Finding the Right Insurer
For the relationship to work well, a manufacturer has to find an insurer that is proactive and flexible in its approach. Beyond claims handling expertise, the following are key areas to examine when deciding what insurance company to select:
- Portfolio of coverage. The ever-changing nature of technology, as well as its application, requires product flexibility. In addition, there is no single answer on whether to include equipment breakdown coverage in a package policy or to maintain the coverage as a standalone policy – it depends upon the circumstances. For customers whose breakdown exposures are small in nature, such as the neighborhood grocer, packaged equipment breakdown coverage is the solution. For customers with higher challenge exposures, like a mid-to-large-sized manufacturing firm, there is no denying the benefits of tailored, standalone equipment breakdown coverage. A quality insurer has both packaged and standalone equipment breakdown products with the coverage flexibility to provide protection today for the exposures of tomorrow.
- Underwriting flexibility. Highly efficient and effective centralized underwriting has many advantages. However, now more than ever, an in-depth local approach is needed. Carriers may offer both options, but the key lies in whether the agent has the choice. Exposures that once needed a quick look may now require on-the-spot local expertise. Underwriting flexibility with multiple available coverage options is a crucial element to effectively providing comprehensive equipment breakdown coverage.
- Risk control services. Predictive and preventative maintenance services and risk evaluations are critical. Risk control services may begin with boiler inspections, but there is a lot more to be considered. The difference between a boiler inspection service and a top-tier risk control organization is the ability to identify and manage risk using experts from across many engineering disciplines, not just equipment breakdown experts. A superior carrier has resources in all fields and makes them available to clients.
- Technology loss trending. Leading equipment breakdown carriers distinguish themselves from the competition by moving beyond simple claim reporting to new technology loss trending. When new technology emerges, effective claim organizations gather rich and consistent loss data in order to have the edge in identifying loss trends with the newest of technologies. The best equipment breakdown insurance providers reject the knee-jerk reaction of increased premiums and reduced coverage for new technology and, instead, incorporate true loss trending to enrich the quality of the underwriting process.

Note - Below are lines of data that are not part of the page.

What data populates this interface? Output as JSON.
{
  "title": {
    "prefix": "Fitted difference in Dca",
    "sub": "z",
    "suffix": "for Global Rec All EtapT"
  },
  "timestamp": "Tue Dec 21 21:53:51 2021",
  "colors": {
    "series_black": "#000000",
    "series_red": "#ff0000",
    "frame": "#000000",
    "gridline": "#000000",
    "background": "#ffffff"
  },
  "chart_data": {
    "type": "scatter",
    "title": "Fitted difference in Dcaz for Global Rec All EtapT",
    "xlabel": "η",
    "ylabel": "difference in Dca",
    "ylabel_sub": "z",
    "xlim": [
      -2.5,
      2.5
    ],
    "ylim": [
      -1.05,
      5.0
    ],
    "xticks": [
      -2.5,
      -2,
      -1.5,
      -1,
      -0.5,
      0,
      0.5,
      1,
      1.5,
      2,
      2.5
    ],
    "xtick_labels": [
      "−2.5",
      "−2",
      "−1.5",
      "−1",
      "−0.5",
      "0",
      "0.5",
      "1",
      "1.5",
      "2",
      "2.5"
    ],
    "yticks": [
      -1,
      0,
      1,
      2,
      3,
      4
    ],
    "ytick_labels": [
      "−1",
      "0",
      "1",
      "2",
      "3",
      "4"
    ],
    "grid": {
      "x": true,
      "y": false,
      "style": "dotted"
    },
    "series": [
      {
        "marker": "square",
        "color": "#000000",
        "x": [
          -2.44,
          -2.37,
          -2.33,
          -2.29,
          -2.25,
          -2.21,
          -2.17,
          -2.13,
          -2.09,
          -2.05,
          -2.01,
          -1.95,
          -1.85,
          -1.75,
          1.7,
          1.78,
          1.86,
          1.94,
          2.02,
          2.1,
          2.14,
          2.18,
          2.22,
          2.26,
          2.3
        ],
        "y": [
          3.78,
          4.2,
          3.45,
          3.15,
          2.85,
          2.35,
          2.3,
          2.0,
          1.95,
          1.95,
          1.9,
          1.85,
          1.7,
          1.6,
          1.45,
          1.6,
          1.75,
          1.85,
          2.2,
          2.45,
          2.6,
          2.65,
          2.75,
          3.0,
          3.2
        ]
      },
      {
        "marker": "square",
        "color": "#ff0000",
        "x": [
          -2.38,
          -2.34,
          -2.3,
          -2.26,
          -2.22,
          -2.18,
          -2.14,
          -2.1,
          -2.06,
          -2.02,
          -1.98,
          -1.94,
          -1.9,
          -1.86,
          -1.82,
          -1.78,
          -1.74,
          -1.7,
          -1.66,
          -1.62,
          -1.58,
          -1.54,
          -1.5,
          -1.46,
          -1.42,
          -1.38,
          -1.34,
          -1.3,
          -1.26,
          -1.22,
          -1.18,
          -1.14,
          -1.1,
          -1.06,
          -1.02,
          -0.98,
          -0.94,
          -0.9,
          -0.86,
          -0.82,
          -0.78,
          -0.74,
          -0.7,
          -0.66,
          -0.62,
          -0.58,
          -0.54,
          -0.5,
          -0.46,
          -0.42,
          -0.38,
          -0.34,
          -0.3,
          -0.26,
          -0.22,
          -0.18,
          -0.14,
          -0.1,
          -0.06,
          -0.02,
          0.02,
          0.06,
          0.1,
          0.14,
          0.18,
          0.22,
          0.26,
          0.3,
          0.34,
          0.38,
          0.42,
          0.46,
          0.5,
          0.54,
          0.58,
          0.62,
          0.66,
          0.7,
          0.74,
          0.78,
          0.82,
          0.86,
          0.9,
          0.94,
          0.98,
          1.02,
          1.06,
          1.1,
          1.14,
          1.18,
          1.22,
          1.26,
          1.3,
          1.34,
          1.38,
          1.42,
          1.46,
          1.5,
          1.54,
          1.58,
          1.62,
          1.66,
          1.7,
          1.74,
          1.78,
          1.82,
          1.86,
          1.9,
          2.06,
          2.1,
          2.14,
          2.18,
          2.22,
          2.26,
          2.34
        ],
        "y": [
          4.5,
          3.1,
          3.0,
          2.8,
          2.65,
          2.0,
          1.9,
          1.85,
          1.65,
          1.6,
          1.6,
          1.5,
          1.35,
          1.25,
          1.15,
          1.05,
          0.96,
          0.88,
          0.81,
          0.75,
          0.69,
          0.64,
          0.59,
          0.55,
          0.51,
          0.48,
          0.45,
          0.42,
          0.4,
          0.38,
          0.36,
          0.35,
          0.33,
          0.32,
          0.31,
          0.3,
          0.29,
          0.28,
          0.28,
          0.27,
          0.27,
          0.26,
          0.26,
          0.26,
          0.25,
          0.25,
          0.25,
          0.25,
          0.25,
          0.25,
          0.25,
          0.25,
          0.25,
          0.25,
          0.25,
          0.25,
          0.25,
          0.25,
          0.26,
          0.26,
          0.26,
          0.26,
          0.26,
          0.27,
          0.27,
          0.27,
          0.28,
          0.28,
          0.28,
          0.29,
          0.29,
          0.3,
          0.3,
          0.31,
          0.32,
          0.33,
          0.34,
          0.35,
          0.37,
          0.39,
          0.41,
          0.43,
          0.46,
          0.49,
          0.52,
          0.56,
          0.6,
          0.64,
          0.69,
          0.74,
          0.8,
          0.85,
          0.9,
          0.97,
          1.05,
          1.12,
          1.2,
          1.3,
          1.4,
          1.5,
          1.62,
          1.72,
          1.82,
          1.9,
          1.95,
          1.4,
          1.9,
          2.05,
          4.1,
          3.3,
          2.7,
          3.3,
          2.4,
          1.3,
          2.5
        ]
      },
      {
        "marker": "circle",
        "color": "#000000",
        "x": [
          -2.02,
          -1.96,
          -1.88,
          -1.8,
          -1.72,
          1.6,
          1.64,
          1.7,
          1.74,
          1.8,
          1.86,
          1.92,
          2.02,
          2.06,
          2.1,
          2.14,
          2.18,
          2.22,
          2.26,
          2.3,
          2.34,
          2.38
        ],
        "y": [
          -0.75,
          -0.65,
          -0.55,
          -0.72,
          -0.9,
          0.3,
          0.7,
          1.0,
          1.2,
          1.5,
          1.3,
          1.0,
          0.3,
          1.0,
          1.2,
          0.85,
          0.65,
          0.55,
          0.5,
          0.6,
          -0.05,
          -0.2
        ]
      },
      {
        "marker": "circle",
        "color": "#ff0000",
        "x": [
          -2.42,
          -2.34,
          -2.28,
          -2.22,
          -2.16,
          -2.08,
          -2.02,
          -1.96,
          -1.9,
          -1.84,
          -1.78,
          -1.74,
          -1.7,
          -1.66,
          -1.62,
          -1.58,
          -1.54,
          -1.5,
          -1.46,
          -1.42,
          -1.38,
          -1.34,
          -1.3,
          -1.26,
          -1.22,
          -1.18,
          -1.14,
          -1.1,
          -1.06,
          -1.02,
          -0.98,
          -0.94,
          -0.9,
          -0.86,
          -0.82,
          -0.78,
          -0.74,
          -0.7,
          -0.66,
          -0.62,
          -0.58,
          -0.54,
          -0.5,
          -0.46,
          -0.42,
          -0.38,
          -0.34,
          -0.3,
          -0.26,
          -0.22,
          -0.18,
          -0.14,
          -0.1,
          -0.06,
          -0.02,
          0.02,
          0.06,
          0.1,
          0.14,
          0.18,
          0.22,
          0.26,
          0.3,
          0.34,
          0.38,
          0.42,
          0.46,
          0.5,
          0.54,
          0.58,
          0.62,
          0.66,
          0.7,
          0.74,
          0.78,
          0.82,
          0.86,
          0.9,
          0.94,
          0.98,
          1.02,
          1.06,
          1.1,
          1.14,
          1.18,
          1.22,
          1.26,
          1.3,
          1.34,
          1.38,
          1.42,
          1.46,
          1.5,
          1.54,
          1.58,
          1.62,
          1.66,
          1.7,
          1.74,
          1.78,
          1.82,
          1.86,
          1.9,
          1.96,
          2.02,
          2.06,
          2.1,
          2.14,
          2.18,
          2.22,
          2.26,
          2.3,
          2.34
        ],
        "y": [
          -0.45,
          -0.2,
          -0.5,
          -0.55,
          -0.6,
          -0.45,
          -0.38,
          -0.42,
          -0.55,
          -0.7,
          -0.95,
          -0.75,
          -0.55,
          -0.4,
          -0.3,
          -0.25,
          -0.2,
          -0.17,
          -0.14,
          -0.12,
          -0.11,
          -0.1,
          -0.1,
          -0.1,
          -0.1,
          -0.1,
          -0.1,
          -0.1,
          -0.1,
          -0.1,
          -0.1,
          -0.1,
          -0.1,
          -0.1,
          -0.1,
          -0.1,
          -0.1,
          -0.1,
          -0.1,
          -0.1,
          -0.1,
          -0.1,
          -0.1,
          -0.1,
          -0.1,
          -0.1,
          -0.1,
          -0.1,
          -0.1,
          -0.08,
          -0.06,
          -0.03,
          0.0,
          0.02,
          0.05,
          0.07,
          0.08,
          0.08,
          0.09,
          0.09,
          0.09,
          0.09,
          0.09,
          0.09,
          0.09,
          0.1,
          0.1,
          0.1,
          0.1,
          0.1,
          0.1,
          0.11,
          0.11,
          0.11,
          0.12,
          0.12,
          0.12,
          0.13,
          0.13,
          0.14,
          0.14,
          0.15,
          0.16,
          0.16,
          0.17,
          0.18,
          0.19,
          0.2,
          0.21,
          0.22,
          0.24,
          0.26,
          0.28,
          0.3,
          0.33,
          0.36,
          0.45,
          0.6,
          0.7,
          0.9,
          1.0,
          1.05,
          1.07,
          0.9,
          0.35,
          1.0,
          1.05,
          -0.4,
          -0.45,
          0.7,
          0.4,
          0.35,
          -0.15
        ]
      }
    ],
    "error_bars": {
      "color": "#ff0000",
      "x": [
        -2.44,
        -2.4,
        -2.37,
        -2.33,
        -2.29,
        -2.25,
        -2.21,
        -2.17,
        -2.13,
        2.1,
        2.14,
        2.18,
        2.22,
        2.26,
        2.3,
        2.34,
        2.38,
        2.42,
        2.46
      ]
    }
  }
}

Any equipment owner has only to look at his operations to know that we’ve moved into a new era of manufacturing. What may have escaped attention, however, is that insurance also has evolved to meet the demands of this new era. No manufacturer today should be satisfied with just paying premiums and looking for income recovery when equipment breakdowns occur. By engaging with the right insurer, manufacturers can gain access to expertise that will get them back online quickly, fulfilling the demands of their customers and keeping the cash flowing.
The views expressed in this article are those of the author and do not necessarily reflect the views of The Travelers Companies, Inc. or any of its subsidiary insurance companies (“Travelers”). This paper is for general informational purposes only.